On Sampling Top-K Recommendation Evaluation
This addresses concerns for researchers and practitioners in recommendation systems about the validity of widely used evaluation metrics, though it is incremental as it confirms existing practices rather than introducing new methods.
The paper tackles the problem of whether sampling-based top-k metrics are reliable for evaluating recommendation algorithms, demonstrating both theoretically and experimentally that sampling top-k Hit-Ratio accurately approximates global Hit-Ratio and consistently predicts correct winners.

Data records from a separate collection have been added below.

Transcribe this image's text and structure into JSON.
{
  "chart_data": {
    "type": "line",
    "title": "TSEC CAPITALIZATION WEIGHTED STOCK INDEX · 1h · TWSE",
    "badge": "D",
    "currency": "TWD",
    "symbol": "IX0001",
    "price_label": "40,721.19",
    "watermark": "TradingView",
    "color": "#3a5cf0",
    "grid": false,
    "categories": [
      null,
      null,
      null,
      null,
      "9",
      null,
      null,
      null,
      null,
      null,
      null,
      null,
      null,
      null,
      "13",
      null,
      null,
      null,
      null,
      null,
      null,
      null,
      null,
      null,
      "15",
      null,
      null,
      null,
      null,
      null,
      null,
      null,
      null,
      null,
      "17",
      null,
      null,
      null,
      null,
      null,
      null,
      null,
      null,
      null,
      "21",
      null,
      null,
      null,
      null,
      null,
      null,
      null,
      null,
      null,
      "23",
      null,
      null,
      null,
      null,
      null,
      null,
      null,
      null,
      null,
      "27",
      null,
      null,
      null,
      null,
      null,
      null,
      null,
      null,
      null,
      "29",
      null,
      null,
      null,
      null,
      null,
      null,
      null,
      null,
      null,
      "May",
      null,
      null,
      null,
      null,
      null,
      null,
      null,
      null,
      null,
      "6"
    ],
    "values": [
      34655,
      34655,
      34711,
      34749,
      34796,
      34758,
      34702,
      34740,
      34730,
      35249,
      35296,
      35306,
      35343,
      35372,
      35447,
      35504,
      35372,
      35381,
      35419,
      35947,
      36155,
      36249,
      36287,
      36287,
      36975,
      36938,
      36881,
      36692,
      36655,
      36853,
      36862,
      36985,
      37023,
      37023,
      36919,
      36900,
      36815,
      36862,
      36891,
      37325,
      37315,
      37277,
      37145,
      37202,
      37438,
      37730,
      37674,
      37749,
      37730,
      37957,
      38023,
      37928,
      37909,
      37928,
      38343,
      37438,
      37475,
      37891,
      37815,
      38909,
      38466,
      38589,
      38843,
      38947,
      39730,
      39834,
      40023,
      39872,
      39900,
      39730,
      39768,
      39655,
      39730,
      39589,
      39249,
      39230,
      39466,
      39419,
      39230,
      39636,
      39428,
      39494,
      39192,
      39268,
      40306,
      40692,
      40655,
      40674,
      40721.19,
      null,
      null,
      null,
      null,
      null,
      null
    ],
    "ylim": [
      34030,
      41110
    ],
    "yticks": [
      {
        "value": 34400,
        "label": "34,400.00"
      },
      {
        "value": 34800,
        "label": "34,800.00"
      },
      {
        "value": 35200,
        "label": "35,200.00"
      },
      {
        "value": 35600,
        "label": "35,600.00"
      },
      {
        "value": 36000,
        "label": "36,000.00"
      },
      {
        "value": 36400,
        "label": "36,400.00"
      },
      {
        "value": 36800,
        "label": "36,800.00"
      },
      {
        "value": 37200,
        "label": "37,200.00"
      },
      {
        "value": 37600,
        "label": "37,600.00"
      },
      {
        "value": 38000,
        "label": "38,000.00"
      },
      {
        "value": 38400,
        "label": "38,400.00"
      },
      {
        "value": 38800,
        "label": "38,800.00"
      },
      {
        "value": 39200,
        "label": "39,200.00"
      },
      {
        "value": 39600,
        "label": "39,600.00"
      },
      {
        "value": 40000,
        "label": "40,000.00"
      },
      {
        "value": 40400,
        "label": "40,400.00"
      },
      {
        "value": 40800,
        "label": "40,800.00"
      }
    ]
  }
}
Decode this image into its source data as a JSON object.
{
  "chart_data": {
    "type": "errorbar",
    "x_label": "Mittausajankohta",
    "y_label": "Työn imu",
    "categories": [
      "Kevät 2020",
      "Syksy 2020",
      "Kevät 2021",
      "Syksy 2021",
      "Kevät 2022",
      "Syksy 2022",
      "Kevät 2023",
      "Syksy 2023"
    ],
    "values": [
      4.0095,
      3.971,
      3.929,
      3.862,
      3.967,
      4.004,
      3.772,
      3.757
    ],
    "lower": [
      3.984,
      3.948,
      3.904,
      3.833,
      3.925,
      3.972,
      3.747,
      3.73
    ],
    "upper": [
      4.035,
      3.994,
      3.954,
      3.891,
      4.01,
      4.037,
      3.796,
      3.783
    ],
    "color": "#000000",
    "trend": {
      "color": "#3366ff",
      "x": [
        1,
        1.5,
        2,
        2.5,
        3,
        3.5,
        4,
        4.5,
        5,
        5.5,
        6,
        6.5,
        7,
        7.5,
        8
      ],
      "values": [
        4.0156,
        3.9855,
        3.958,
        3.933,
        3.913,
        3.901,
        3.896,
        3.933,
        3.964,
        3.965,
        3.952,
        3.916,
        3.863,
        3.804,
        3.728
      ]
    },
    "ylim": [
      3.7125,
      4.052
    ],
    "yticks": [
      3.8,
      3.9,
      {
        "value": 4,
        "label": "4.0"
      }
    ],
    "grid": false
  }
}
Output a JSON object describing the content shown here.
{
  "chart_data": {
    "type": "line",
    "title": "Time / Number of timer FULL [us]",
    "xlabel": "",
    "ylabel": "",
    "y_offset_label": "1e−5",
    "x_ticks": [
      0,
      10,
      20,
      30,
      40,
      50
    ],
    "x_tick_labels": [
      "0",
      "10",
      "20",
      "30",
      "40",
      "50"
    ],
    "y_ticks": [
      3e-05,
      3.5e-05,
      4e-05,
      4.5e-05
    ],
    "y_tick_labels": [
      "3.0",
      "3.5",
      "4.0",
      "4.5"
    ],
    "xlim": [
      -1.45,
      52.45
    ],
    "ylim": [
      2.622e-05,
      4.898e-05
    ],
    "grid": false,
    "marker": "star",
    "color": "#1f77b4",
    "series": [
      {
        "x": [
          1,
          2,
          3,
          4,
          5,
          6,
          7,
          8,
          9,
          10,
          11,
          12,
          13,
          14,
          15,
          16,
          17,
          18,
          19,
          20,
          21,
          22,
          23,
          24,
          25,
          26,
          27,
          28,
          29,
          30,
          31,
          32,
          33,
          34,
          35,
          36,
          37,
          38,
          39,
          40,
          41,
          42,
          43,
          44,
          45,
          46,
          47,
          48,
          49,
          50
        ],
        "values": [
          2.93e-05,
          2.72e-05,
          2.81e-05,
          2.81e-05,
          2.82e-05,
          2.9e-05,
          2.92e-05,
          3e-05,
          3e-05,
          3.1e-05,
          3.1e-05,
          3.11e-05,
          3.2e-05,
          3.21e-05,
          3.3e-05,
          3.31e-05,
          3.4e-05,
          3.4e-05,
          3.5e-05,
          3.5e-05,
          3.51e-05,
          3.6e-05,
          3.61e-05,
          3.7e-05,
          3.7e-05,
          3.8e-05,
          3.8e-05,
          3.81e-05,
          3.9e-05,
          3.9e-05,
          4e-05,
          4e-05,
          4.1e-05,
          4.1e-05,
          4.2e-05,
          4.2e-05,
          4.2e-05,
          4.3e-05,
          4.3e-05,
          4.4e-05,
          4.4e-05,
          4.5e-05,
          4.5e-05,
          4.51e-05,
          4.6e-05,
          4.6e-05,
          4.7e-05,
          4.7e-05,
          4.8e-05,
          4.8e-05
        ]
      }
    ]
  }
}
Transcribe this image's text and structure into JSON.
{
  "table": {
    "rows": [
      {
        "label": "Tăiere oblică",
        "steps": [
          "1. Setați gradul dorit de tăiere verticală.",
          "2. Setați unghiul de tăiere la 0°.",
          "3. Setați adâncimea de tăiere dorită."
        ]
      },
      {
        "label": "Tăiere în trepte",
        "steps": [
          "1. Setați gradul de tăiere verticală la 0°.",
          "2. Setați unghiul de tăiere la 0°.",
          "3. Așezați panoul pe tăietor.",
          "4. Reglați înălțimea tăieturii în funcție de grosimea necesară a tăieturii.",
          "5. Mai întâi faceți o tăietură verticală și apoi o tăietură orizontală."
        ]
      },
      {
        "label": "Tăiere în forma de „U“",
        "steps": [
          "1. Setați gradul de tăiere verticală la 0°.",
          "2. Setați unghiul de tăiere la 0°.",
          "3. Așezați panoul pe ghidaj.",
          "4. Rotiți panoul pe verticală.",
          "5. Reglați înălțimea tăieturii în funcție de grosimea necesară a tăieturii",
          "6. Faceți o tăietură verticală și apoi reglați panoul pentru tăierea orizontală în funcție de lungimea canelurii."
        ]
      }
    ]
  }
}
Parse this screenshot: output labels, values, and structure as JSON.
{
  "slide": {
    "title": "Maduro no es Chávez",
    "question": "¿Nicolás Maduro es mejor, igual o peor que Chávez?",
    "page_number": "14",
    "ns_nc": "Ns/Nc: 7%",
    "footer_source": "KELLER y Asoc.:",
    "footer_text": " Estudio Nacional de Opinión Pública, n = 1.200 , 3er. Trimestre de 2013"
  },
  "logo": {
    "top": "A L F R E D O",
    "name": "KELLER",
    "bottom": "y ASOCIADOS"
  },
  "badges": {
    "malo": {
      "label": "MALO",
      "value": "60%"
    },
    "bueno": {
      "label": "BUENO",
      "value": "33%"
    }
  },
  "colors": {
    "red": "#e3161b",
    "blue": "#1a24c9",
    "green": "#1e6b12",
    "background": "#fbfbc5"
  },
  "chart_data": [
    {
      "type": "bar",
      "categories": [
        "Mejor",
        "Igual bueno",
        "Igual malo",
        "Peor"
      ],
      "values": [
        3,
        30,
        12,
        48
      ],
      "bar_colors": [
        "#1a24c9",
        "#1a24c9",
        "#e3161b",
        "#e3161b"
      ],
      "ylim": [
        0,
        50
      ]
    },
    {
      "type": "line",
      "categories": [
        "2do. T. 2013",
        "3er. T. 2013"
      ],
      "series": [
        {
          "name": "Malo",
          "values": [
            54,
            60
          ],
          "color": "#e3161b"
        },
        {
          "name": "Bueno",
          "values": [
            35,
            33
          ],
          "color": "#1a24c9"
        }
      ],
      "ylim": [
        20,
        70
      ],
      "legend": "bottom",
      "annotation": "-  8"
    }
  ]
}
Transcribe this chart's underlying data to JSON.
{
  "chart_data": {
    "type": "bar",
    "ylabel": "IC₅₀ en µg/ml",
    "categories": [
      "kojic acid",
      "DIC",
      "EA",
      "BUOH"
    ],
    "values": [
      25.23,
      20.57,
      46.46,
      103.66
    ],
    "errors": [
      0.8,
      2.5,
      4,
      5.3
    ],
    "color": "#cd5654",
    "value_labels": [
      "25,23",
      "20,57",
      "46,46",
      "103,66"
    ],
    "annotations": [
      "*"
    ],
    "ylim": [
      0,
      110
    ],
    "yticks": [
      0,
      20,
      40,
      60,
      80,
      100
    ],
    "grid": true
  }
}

Recently, Rendle has warned that the use of sampling-based top-$k$ metrics might not suffice. This throws a number of recent studies on deep learning-based recommendation algorithms, and classic non-deep-learning algorithms using such a metric, into jeopardy. In this work, we thoroughly investigate the relationship between the sampling and global top-$K$ Hit-Ratio (HR, or Recall), originally proposed by Koren[2] and extensively used by others. By formulating the problem of aligning sampling top-$k$ ($SHR@k$) and global top-$K$ ($HR@K$) Hit-Ratios through a mapping function $f$, so that $SHR@k\approx HR@f(k)$, we demonstrate both theoretically and experimentally that the sampling top-$k$ Hit-Ratio provides an accurate approximation of its global (exact) counterpart, and can consistently predict the correct winners (the same as indicate by their corresponding global Hit-Ratios).